GRUPO DE PESQUISADORES DA UFSJ ESTUDA PLANTA COM PROPRIEDADE CURATIVA

Bruno Henrique e Juarez Cruz

Um grupo de pesquisadores da UFSJ está investigando propriedades terapêuticas de plantas. Coordenado pela professora Flávia Horta, o Laboratório de Patologia Experimental (LAPAE), atualmente, realiza diversas atividades e parte de sua análise tem foco nas propriedades curativas de plantas.

Mateus Oliveira Alves é estudante de Ciências Biológicas e membro do LAPAE. O discente é bolsista de Iniciação Científica através do Programa Institucional de Bolsas de Iniciação Científica (PIBIC) e faz parte da subdivisão que analisa a eficácia da planta, que o nome ainda segue em sigilo a pedido, na cicatrização de feridas cutâneas em camundongos.

À reportagem, o estudante explica que o extrato é produzido no campus de Divinópolis da Universidade e utilizado em diferentes grupos heterogênicos de camundongos – geralmente grupos de 90 animais dessa espécie.

Como funciona a pesquisa

Para o experimento, é feita a separação em diferentes grupos, sendo o tratamento dividido em um dia, sete, 14, 28 e 60 dias. Cada grupo de seis camundongos passa pelo processo de cicatrização. No dia da cirurgia, tira-se a ferida, uma foto e em seguida é aplicado o extrato. Depois é analisada a diferença entre os grupos que ficaram um dia, sete, 14 e 28 dias, fazendo esses dias para que seja observada as possíveis alterações e qual o efeito do extrato de acordo com cada tempo.

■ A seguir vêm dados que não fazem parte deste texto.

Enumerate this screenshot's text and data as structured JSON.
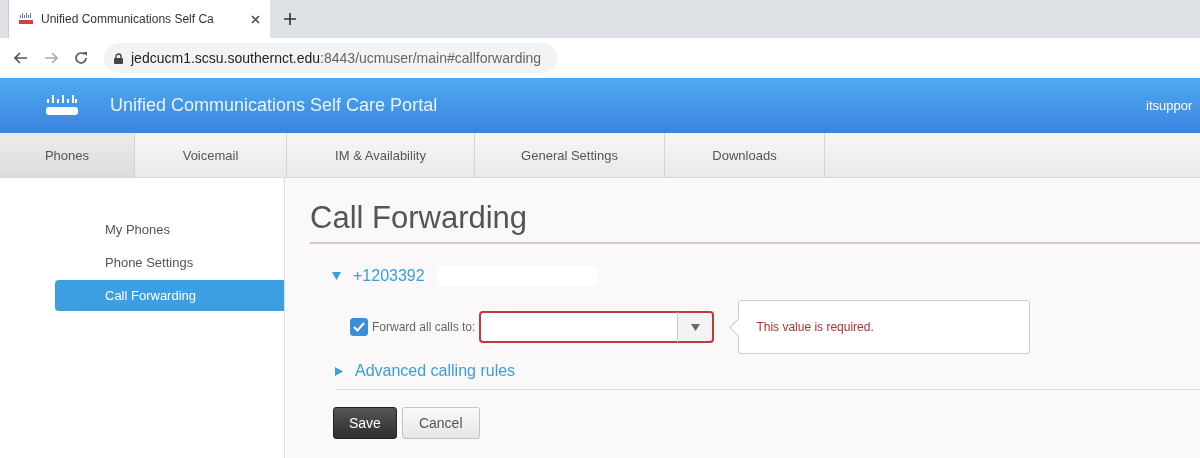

Mateus pontua que a etapa de aplicação do extrato é realizada pelos mestrandos e que sua participação se encontra em um processo mais específico.

“Nessa iniciação, vou ser responsável pela contagem de mastócitos, que são uma célula do tecido conjuntivo próprio presente no processo inflamatório. Então, eu realizo a contagem dessas células nos tecidos que estão passando pelo processo de cicatrização, tanto com ou sem a aplicação do extrato. Depois que é feita as lâminas desses grupos, a cirurgia e a eutanásia desses animais, tem a coleta do material biológico. Faço a análise dessas lâminas e procuro pelos mastócitos, fazendo a contagem em todas as lâminas. Vejo qual é a alteração da quantidade de mastócitos presentes e o que que isso tem a ver com o processo de cicatrização. Se altera alguma coisa no extrato”, discorre.

O pesquisador ressalta que o projeto é extenso, realizando outras pesquisas e contextualiza que sua participação contribui para ajudar nas estatísticas, ressaltando a importância de se contabilizar diferentes dados para que no final possa se chegar a um resultado mais preciso.